In Danni Pantel's work, the interplay of form, color and space and the relationship of these elements are always closely linked to her inner life. This involves an inner and outer dynamic – a balance, but also the endurance of tension. In the face of her large-scale paintings and her sculptures, whose color scale ranges from sharply contrasting complementary colors to harmoniously corresponding pastel tones, it becomes obvious that Pantel is not interested in creating depth in her works; on the contrary, everything is meant to become visible, to take place in the foreground. With each step the viewer approaches the canvas, the structure becomes visible in the materiality of the forms and lines, which from a distance or on the screen still seem smooth and defined. At the same time, her work is always understood as a gentle but definite invitation to enter precisely this space of tension between apparent perfection and vulnerability and to open oneself to introspection.

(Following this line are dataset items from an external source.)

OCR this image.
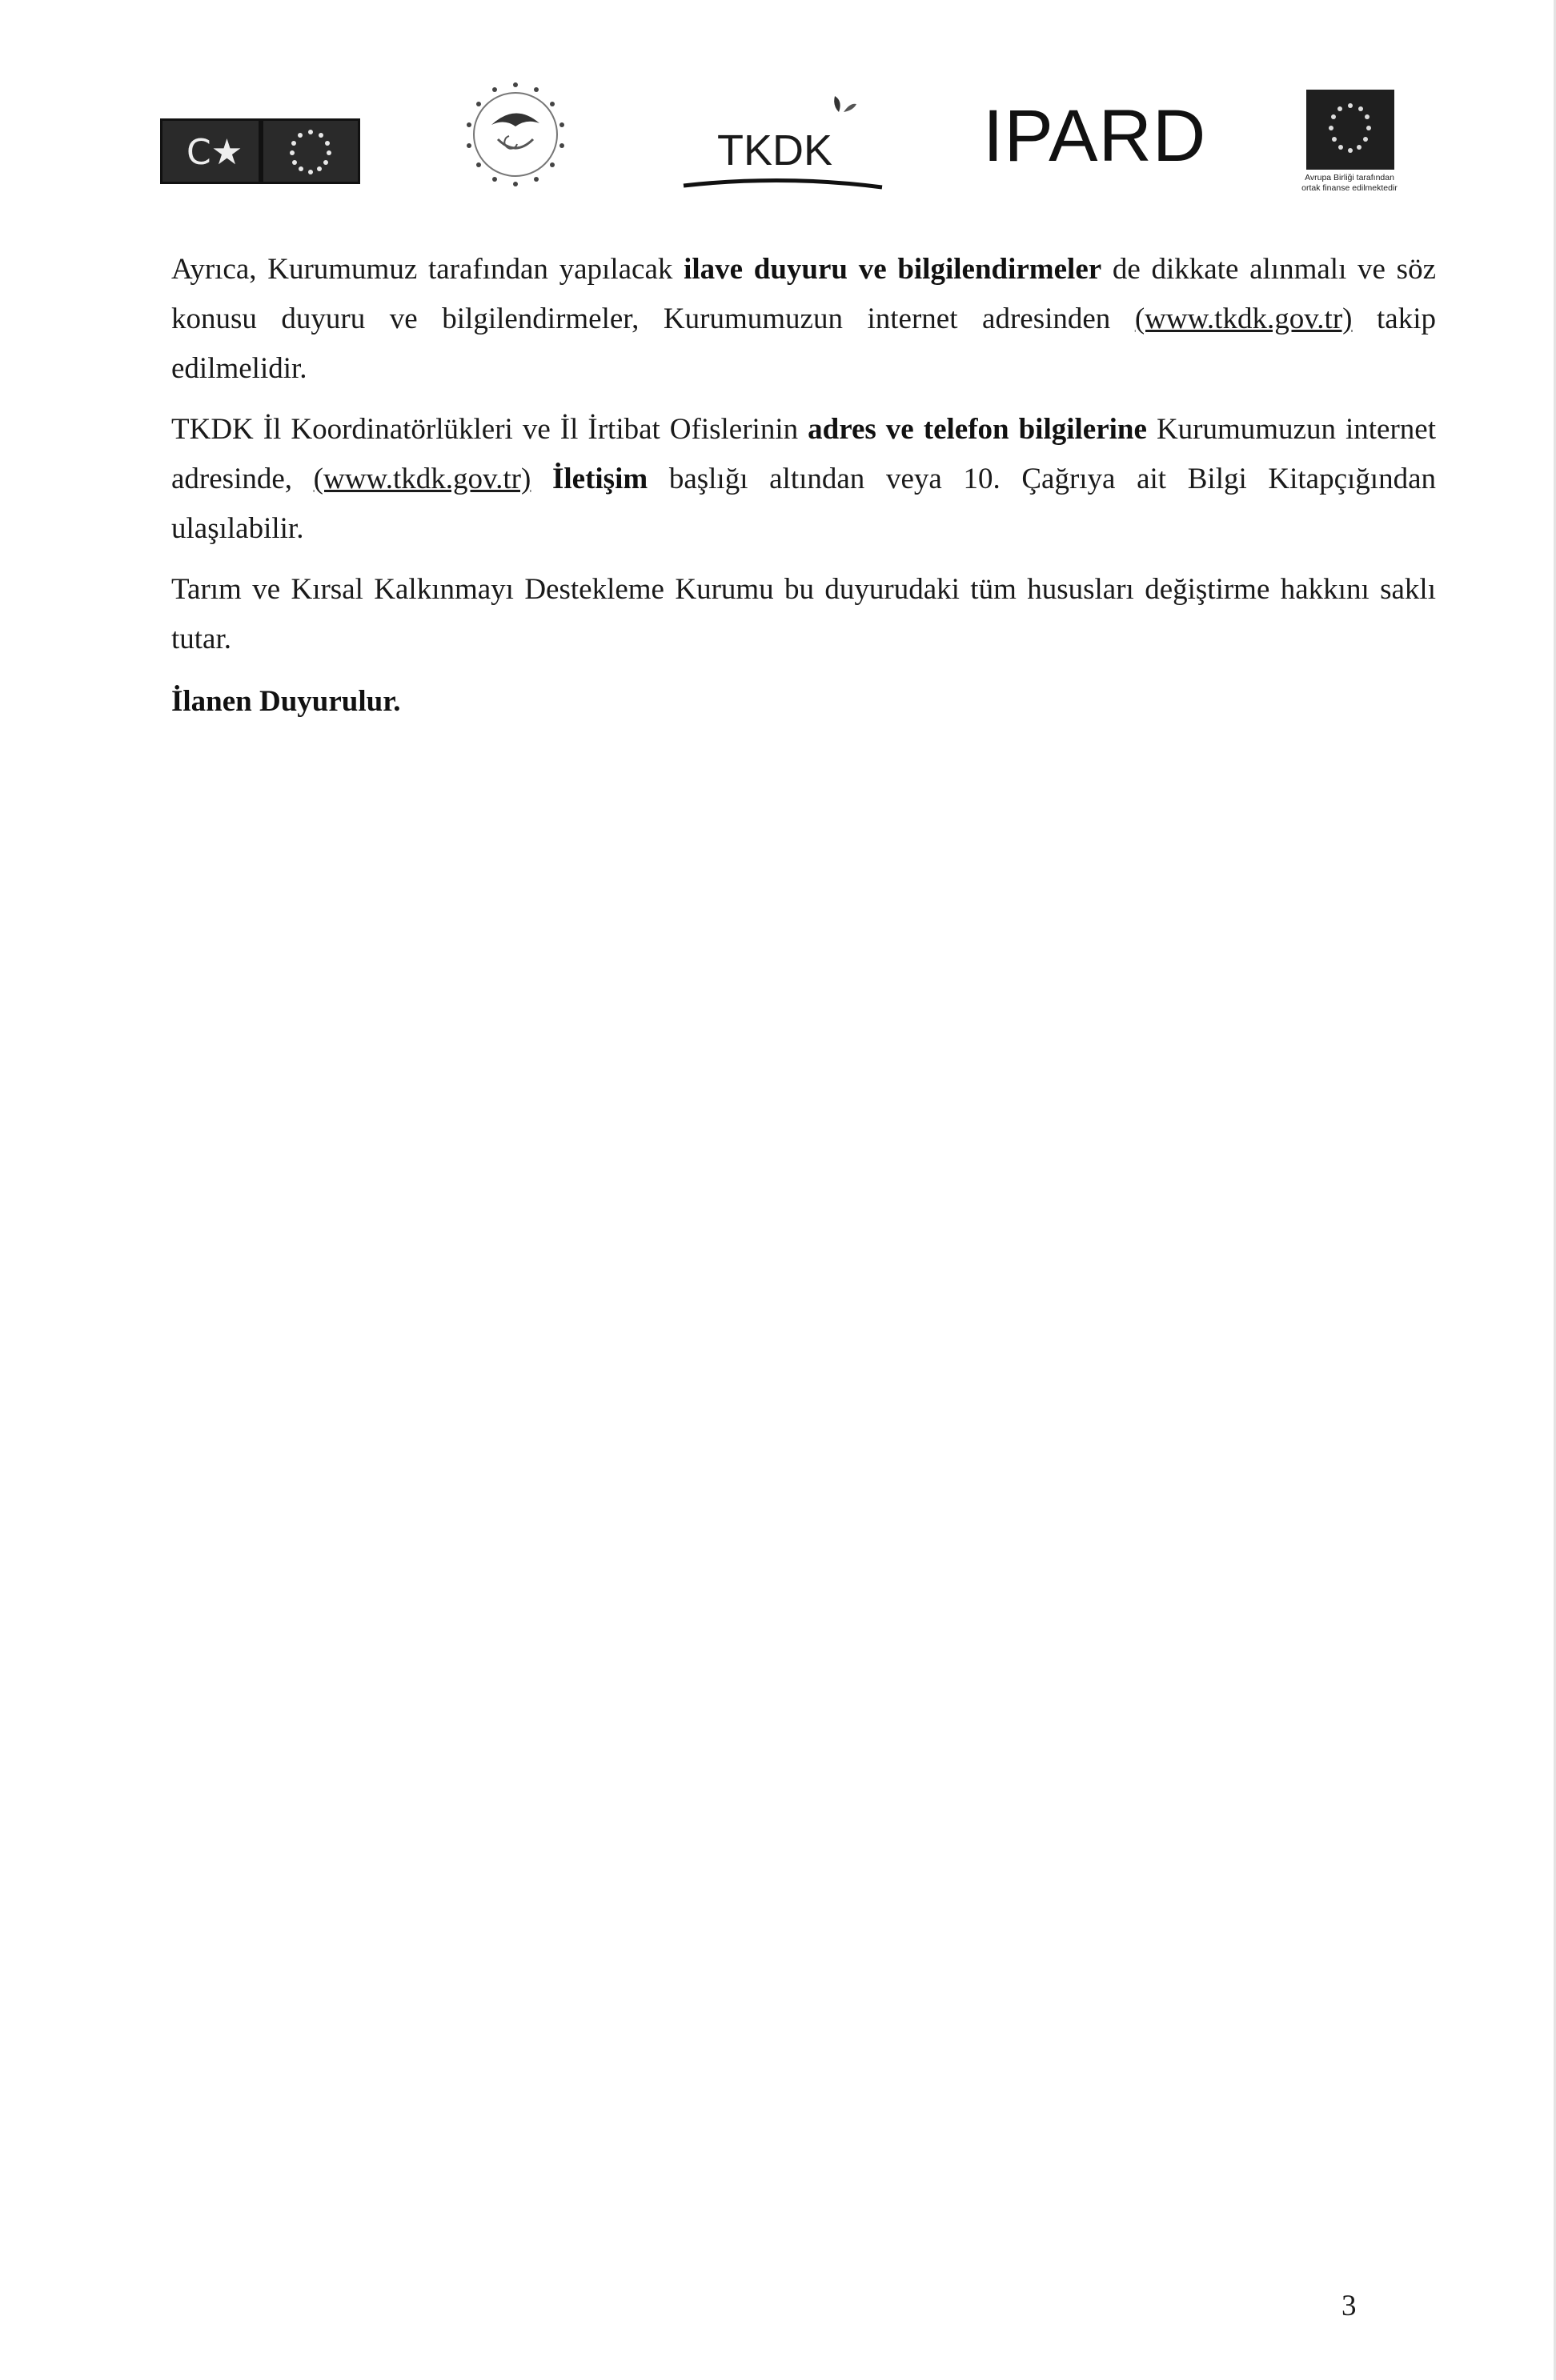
C★	TKDK IPARD
Avrupa Birliği tarafından
ortak finanse edilmektedir

Ayrıca, Kurumumuz tarafından yapılacak ilave duyuru ve bilgilendirmeler de dikkate alınmalı ve söz konusu duyuru ve bilgilendirmeler, Kurumumuzun internet adresinden (www.tkdk.gov.tr) takip edilmelidir.

TKDK İl Koordinatörlükleri ve İl İrtibat Ofislerinin adres ve telefon bilgilerine Kurumumuzun internet adresinde, (www.tkdk.gov.tr) İletişim başlığı altından veya 10. Çağrıya ait Bilgi Kitapçığından ulaşılabilir.

Tarım ve Kırsal Kalkınmayı Destekleme Kurumu bu duyurudaki tüm hususları değiştirme hakkını saklı tutar.

İlanen Duyurulur.
3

+++SOLO EXHIBITION "THE MILK IS SOUR"+++
"I don't paint what I see," says artist Danni Pantel, "but what I feel." Pantel's paintings are not a representation of the outside world. Rather, they resist the representation of the concrete. In a spontaneous-gestural process, the inner world manifests itself in bold colors on the large-format canvas. Pantel paints with full physical effort, pouring varnish onto canvases lying on the floor. Streaks and supposed flaws become visible and, in a second step, are fixed with epoxy resin, even more so reshaped. The materiality of the paint, the layers that stand out on the canvas, speak for themselves. The painting is pure surface and refers to nothing. Only in the process of reception do the viewers give meaning to what is depicted. In the tradition of the avant-garde, Pantel makes chance the principle of composition. What is sought is an undisguised view of colors and forms that are to be captured before they are sifted through the grid of the cultural code. The artist knows that this great production-aesthetic utopia of the avant-gardes remains an approximation. The cluster of associations that her pictorial content releases is correspondingly large. The organic forms that become visible on the canvas are at one time reminiscent of body fragments - breasts or male genitalia, for example - and at other times of inner landscapes that approach the unconscious. When Danni Pantel inscribes herself in the tradition of abstract modernism, one must admittedly also consider the ironic refraction of the grand expressive gesture that is natural for an artist of her generation. When Pantel expands her painting intermedially by choosing poetic-situationist titles, it becomes clear that the pathos of yesteryear has had its day. "Panther blues in Cisternino," for instance, or "Ciao amore mio" can be read. The image-text scissors are programmatic. It leads nowhere and leaves the viewer perplexed, but also smiling.